Tuesday, March 2, 2010

Where is my mind?

It's hard to get work done when emotions are high. My mind tends to wander and I find myself having to re-read things or just take a break to clear my mind. It's nice to have things to preoccupy me because it helps me from thinking about certain emotions but these emotions need to be dealt with. By putting them off things will just build up and spill over so I've been trying to balance the two...getting work done, just thinking about things, and learning how to deal with the changes in my life.
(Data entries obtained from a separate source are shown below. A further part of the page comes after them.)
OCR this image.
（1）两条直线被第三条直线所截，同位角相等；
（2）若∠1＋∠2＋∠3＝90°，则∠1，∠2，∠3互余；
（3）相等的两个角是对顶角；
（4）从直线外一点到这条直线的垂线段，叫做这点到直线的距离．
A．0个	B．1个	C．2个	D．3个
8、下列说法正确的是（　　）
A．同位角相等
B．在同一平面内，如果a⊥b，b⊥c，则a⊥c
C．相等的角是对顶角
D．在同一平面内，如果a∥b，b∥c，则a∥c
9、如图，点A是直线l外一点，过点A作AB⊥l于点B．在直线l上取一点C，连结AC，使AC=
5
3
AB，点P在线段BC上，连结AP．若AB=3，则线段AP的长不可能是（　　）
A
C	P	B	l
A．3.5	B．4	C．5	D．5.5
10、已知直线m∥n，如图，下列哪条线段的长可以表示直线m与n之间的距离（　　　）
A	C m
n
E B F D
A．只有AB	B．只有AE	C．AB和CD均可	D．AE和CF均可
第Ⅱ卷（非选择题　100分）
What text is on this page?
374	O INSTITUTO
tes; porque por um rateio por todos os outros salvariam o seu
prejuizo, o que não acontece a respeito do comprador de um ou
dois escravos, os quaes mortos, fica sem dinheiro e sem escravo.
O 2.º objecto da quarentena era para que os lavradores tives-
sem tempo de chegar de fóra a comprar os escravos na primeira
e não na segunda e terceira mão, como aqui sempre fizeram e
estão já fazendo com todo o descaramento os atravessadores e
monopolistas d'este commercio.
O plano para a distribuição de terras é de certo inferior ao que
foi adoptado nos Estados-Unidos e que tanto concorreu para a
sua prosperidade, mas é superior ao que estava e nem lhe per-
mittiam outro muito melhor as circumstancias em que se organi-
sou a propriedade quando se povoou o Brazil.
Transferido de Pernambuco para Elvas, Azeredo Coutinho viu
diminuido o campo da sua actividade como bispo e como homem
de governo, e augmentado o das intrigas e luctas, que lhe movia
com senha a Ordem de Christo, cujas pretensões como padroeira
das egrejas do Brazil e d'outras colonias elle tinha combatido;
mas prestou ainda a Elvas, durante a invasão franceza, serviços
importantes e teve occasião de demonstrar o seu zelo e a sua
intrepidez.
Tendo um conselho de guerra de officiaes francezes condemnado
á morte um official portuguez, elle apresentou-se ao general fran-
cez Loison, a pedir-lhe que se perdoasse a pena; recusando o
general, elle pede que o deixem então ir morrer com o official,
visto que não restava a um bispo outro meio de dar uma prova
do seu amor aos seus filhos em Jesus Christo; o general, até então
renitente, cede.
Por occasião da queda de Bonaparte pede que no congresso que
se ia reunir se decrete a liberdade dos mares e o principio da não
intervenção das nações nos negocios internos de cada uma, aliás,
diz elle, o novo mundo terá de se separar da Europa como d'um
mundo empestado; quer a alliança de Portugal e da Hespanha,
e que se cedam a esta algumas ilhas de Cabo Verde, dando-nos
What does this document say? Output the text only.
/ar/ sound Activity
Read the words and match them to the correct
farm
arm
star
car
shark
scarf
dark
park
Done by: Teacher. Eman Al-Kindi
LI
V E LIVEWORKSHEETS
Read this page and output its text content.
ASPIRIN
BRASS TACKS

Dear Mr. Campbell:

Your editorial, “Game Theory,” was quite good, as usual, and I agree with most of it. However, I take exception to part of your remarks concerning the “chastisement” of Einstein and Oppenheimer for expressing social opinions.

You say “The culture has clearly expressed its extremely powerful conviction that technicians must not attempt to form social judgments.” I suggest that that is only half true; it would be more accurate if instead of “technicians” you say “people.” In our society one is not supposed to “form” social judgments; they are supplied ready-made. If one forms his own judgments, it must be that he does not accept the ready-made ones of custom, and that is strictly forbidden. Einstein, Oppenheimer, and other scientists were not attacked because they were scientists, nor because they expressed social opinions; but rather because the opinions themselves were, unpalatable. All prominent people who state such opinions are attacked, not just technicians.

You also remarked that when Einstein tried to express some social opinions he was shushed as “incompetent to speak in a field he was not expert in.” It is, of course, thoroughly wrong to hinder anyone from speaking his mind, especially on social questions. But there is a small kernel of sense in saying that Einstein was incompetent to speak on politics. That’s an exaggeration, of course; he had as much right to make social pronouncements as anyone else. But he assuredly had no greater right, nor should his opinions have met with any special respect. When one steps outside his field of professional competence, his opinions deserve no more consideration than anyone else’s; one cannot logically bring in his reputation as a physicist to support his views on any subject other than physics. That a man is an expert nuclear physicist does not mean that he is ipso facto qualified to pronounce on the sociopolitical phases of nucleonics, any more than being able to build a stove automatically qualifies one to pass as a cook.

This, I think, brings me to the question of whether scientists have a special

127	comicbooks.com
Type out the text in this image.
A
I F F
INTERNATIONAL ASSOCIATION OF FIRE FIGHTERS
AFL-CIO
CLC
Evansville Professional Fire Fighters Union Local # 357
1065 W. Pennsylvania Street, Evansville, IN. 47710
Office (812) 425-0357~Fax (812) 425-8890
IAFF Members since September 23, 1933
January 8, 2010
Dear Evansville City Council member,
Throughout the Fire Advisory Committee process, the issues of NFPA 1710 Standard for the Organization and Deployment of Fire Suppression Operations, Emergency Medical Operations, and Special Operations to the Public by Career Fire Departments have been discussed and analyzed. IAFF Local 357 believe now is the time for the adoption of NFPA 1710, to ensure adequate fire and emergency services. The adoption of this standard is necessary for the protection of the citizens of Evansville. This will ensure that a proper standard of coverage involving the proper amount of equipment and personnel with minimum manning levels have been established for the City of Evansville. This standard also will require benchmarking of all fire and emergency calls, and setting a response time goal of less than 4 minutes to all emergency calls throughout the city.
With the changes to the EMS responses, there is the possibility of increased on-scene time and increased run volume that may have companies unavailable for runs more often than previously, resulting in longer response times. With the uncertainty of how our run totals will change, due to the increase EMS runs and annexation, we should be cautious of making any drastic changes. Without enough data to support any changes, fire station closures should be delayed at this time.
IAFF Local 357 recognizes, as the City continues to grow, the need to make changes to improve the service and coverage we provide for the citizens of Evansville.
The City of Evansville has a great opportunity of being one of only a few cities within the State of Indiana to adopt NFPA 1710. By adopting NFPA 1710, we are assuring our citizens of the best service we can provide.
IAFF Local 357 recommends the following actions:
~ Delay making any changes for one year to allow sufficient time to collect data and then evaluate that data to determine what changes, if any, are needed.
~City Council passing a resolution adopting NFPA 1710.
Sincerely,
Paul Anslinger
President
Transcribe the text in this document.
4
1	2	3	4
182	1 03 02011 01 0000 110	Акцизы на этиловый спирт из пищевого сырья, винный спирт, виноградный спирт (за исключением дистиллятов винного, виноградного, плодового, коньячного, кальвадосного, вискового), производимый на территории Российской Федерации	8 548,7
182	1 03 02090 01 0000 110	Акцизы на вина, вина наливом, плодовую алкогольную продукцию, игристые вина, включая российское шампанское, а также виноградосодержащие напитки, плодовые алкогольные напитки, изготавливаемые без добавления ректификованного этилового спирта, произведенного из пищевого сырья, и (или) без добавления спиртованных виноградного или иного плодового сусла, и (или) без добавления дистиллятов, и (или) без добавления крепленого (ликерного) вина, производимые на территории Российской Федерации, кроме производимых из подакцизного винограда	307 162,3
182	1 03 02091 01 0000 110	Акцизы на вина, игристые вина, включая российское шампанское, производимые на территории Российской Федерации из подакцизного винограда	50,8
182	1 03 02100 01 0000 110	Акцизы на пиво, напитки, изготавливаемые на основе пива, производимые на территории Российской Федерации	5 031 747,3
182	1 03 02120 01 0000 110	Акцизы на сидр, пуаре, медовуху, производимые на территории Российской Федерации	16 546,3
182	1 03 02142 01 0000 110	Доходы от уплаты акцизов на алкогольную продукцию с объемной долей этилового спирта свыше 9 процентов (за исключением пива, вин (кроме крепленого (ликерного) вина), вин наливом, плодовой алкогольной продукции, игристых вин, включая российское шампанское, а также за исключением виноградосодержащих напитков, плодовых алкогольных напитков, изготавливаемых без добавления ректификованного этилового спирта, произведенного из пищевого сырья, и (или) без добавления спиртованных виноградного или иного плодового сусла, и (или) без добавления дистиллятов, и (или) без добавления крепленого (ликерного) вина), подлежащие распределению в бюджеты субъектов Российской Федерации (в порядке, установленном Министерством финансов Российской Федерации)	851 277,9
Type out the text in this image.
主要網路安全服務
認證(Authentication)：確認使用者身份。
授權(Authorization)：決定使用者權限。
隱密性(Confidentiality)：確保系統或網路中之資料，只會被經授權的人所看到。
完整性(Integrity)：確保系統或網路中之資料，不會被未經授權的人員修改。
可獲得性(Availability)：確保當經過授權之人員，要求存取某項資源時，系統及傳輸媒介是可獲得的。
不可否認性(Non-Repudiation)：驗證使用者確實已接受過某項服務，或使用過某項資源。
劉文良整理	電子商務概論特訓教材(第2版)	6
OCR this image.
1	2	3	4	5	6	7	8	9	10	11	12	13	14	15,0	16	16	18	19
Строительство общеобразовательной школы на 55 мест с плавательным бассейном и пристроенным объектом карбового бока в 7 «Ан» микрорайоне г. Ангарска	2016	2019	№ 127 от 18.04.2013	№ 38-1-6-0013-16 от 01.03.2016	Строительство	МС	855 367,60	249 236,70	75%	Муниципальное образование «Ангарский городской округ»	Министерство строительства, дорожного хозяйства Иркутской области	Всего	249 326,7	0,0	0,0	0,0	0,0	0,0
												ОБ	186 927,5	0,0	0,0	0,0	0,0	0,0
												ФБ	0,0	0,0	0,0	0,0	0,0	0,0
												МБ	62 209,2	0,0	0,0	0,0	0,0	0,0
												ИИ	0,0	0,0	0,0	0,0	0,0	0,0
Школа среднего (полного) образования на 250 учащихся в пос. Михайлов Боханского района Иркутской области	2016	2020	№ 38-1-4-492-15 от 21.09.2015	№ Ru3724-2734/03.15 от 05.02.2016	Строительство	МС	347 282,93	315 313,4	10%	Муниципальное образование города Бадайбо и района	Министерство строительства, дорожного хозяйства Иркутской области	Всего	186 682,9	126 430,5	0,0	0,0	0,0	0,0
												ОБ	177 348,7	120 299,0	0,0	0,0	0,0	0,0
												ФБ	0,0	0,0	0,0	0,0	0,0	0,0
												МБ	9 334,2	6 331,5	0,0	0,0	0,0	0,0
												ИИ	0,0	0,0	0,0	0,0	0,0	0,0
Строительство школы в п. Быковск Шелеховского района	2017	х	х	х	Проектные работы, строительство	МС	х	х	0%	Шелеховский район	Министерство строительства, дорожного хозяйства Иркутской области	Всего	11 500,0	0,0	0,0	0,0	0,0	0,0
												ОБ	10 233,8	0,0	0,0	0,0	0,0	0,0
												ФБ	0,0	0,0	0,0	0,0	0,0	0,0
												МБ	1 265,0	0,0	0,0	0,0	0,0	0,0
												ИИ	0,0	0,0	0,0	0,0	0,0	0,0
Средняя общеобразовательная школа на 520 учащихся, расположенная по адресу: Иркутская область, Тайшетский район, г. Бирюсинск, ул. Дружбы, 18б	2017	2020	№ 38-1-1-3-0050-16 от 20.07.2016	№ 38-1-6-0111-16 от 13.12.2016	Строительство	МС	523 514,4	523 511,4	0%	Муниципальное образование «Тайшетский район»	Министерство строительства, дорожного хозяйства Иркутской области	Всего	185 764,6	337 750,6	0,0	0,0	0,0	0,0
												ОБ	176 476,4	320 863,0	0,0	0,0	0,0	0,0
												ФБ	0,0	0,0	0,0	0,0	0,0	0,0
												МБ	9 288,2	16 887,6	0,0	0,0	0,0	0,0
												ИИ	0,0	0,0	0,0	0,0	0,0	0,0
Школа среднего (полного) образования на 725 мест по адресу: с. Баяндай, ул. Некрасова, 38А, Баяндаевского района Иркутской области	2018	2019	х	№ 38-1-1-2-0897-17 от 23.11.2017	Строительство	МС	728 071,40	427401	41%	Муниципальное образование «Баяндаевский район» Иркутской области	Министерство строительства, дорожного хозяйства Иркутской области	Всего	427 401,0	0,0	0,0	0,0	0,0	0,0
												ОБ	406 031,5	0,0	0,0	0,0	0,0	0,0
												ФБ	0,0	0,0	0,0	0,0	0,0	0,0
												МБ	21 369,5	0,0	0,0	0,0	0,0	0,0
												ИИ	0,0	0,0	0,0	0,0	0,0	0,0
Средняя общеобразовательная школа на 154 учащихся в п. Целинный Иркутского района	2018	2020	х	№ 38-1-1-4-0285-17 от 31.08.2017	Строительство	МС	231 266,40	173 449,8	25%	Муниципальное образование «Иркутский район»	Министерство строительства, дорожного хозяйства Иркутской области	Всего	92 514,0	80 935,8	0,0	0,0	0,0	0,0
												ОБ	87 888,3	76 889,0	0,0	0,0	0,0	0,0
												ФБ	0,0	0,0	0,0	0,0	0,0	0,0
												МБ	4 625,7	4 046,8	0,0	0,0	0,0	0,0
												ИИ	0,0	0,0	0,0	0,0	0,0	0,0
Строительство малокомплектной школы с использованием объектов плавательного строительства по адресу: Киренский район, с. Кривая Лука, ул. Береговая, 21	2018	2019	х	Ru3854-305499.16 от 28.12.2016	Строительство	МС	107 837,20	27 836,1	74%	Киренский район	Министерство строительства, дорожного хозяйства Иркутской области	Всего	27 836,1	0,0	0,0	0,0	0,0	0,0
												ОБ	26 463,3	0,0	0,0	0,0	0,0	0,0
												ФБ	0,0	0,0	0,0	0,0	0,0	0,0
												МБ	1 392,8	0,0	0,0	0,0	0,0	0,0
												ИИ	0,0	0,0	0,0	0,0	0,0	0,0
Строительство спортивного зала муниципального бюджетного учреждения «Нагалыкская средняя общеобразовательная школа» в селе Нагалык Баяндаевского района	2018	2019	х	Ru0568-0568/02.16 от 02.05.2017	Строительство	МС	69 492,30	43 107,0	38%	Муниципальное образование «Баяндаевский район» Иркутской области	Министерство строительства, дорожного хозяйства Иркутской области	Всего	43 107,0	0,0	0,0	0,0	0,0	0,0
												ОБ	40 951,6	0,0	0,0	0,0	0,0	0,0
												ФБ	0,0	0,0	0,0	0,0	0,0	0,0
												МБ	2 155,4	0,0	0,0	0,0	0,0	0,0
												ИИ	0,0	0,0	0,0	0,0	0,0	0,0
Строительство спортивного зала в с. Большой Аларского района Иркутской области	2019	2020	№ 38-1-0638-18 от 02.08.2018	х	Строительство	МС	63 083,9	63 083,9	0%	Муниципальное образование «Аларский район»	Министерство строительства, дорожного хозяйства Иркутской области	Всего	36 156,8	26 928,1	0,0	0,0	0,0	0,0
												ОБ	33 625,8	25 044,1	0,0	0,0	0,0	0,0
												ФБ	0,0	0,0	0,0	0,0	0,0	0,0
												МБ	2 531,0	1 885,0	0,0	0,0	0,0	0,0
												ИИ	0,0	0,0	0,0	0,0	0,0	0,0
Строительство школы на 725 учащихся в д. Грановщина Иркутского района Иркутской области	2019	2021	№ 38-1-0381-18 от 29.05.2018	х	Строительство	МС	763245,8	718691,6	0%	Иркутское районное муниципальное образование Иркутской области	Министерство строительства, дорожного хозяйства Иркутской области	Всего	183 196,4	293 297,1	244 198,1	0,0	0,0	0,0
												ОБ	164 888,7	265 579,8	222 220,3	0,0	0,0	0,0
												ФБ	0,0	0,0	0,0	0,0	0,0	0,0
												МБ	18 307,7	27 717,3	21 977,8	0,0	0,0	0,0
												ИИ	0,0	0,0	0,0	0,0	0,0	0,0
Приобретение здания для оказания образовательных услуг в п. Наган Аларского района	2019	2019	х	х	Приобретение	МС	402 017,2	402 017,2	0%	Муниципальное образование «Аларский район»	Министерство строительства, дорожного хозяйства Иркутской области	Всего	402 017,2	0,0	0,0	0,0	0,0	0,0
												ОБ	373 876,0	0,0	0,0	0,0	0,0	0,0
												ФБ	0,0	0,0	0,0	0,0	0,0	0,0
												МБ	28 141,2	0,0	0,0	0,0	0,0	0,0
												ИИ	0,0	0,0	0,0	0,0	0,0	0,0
I keep writing that I'm moving on in life, and I am. I'm seeing new places, meeting new people, and experiencing a journey that has opened my eyes, but that does not mean that I am forgetting who I am, where I come from, and the people in my life. I've been trying really hard to be vague in some of these entries but sometimes it's difficult. There are times I want to say certain things but I don't want to fill this blog with my emotional baggage because I like to keep some of my emotions private, but there has been something on my mind and this seems to be the only way to get my thoughts across so here's a snipit of a new song I'm working on.

"I want to talk but I don't know if you'll listen. So I'll wait as long as it takes, but every passing hour tells me that it's just too late. The ticking of the clock is callous laughter in my face. I'm not looking for sympathy because I know that I've hurt so all I want is empathy, that may seem like a lot, but it's all I ask."